Sears Santa Monica
Marking commercial development's shift in focus from pedestrian traffic to automobile centers, Sears Santa Monica is a rare and intact example of Late Moderne style and captures the era's feeling of optimism and growth.
When Sears, Roebuck and Company built its Santa Monica department store in 1947, it did so at an interesting time for commercial development. Shopping areas were starting to shift away from pedestrian-oriented storefronts with designs tailored to walking, moving toward automobile-oriented centers with large parking lots and façades for catching the motorist’s eye.
The Sears building, designed by noted local architect Rowland Crawford, managed to capture that time of transition: it has a 200-car parking lot situated at its rear and side, and a primary entrance that opens onto the sidewalk on Colorado Avenue. Crawford’s Late Moderne design also captures the era’s feeling of optimism and growth, with a large scale and stylish architectural touches that advertised Sears as a forward-looking company.

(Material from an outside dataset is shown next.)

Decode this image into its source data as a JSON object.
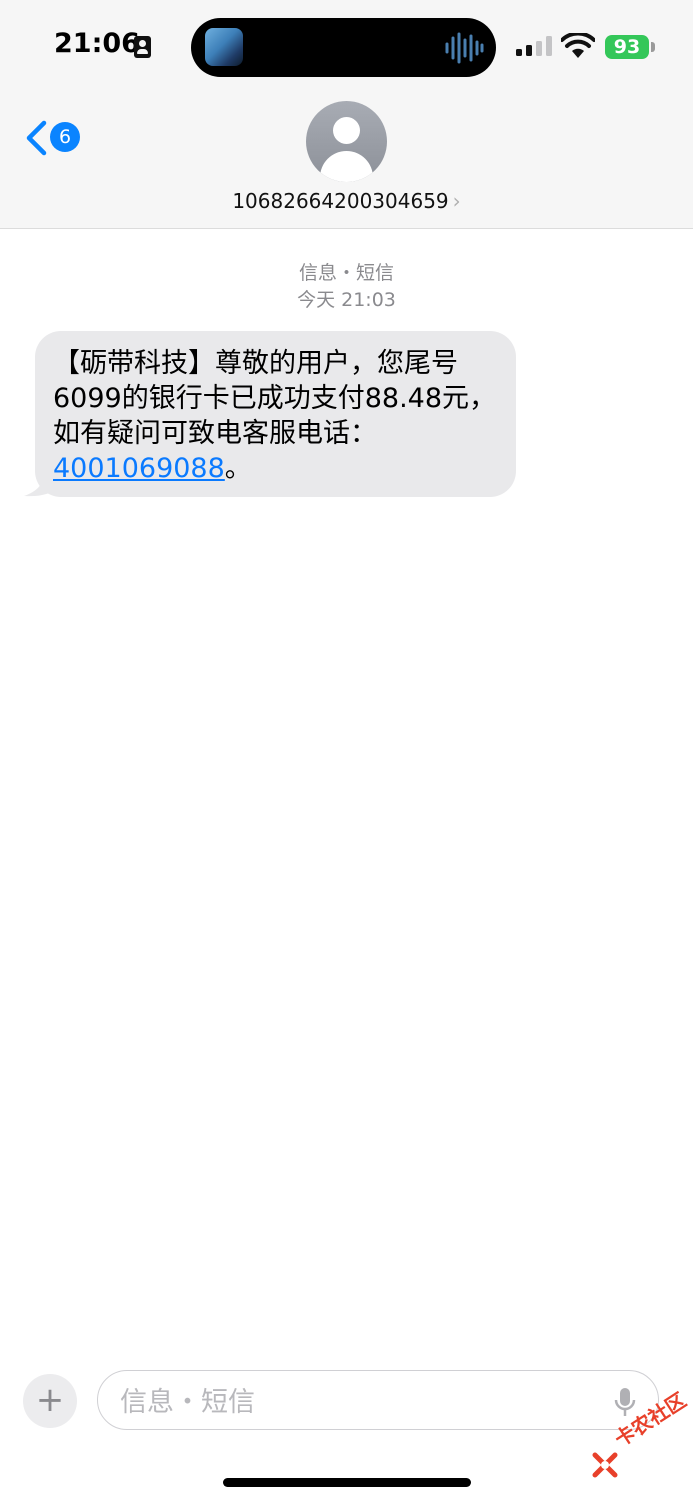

The two-story building is rectangular and horizontal, with a flat roof and two entrance elevations in addition to the main one on Colorado. It features patterns of horizontal and vertical striations in its reinforced concrete façades, with horizontal window bands at its top and curving, cantilevered canopies shading its entrances. The main entrance has dramatic window bays and the largest of the canopies.
These decorative elements, plus stylized plaster bas-reliefs and original signage, mark the department store as a rare and wonderfully intact example of the Late Moderne style and as a building more than worthy of its Santa Monica landmark status.